1. A preparation method of banana protoplasts is characterized by comprising the following steps:

(1) Collecting banana suckers, peeling layer by layer to obtain inner-layer tender parts, and cutting the inner-layer tender parts into small sections of 0.5-1 mm;

(3) After completely sucking mannitol by a liquid transfer gun, transferring the bud suction small segment to a beaker, adding 5mL of enzymolysis liquid, and vacuumizing for 5 min each time for 2-3 times in a vacuum pump;

(4) Sealing the beaker by using tin foil paper, horizontally oscillating at 50 rpm, and performing enzymolysis for 6 hours at room temperature until the protoplast is dissociated from the bud-sucking small section;

(5) After the enzymolysis is finished, filtering the enzymolysis liquid into a centrifuge tube by using a 200-mesh cell sieve, washing the beaker with a W5 solution precooled on ice for multiple times, and filtering into the centrifuge tube;

(6) Centrifuging the solution filtered in the step (5) for 3 min, and removing the supernatant; slowly adding 15mL of precooled W5 solution, gently resuspending the cells, centrifuging for 3 min again, and then sucking out the redundant supernatant;

(7) Repeating the step (6) for 2 times, re-suspending the protoplast obtained by the last centrifugation in 15mL of precooled W5 solution, placing the solution in a refrigerator for precooling for 30 min at 4 ℃, centrifuging for 3 min, and removing the supernatant;

(8) The MMG solution is added again, and the cell pellet is fully resuspended for later use.

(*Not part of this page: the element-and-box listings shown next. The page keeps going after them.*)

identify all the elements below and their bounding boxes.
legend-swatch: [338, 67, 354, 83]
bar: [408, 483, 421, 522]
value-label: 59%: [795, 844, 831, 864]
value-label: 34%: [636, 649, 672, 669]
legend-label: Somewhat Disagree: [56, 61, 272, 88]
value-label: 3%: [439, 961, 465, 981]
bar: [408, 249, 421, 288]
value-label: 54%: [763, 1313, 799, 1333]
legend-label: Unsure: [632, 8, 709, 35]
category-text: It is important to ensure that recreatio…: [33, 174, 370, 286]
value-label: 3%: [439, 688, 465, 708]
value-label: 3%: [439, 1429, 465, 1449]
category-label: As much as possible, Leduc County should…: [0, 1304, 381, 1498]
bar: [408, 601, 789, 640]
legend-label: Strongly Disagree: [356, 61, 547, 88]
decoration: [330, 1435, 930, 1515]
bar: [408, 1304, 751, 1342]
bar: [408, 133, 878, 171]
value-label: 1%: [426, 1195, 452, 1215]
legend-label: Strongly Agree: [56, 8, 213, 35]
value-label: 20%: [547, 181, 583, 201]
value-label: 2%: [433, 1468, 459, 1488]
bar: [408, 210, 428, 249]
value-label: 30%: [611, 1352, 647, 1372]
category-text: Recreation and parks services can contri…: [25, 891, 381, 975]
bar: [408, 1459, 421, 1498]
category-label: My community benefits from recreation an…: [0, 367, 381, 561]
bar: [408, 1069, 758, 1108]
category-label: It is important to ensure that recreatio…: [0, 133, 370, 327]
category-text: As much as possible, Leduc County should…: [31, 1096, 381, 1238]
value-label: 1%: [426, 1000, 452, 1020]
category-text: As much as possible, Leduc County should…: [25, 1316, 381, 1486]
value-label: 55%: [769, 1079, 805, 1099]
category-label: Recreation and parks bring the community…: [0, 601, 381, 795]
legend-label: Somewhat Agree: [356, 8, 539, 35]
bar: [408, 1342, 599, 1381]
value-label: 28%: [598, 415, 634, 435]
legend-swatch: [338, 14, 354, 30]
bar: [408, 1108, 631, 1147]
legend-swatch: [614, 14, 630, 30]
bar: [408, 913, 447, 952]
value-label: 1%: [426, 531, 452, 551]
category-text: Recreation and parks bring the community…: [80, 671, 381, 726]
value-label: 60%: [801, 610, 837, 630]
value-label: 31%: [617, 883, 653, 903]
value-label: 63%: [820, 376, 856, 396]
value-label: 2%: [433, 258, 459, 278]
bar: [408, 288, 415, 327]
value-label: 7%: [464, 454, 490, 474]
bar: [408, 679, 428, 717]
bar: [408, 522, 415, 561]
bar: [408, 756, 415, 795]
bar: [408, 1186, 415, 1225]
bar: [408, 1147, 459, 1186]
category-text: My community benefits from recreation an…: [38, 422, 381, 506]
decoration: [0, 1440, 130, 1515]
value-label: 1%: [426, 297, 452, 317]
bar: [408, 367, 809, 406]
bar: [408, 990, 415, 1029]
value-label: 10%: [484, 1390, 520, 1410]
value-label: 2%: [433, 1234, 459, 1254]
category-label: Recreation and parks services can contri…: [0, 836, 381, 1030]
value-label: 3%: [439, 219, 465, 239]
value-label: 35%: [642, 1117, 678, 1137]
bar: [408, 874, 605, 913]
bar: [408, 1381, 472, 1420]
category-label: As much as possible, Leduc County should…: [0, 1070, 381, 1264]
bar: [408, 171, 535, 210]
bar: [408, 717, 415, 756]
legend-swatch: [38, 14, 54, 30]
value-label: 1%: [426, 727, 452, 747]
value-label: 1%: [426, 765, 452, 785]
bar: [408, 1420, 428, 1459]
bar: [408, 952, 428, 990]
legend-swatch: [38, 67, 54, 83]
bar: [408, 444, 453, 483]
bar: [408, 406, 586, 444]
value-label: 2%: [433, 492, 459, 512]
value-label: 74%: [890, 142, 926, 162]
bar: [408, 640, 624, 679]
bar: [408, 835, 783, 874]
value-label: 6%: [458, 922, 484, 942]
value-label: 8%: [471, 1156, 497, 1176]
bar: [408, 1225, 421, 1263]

2. The method for preparing banana protoplasts according to claim 1, wherein the enzymatic hydrolysate comprises the following components in percentage by weight: 10 mM MES pH7.5, 0.6M D-Mannitol, 2.5% (w/v) cellulase, 1% (w/v) Segrenase, 10 mM CaCl ₂ 0.1% (w/v) BSA, 0.35% (v/v) 2-mercaptoethanol.

3. The method for preparing banana protoplasts according to claim 1, wherein the W5 solution comprises the following components: 1.5 mM MES pH7.5, 155 mM NaCl, 125 mM CaCl ₂ 、5 mM KCl、5 mM D-(+)-Glucose。

4. The method for preparing banana protoplasts according to claim 1, wherein the MMG solution comprises the following components: 4mM MES pH7.5, 0.6M D-Mannitol, 10 mM MgCl ₂ ·6H ₂ O。

5. Use of banana protoplasts prepared by the method according to any one of claims 1 to 4 for genetic transformation, subcellular localization of banana proteins, and banana breeding.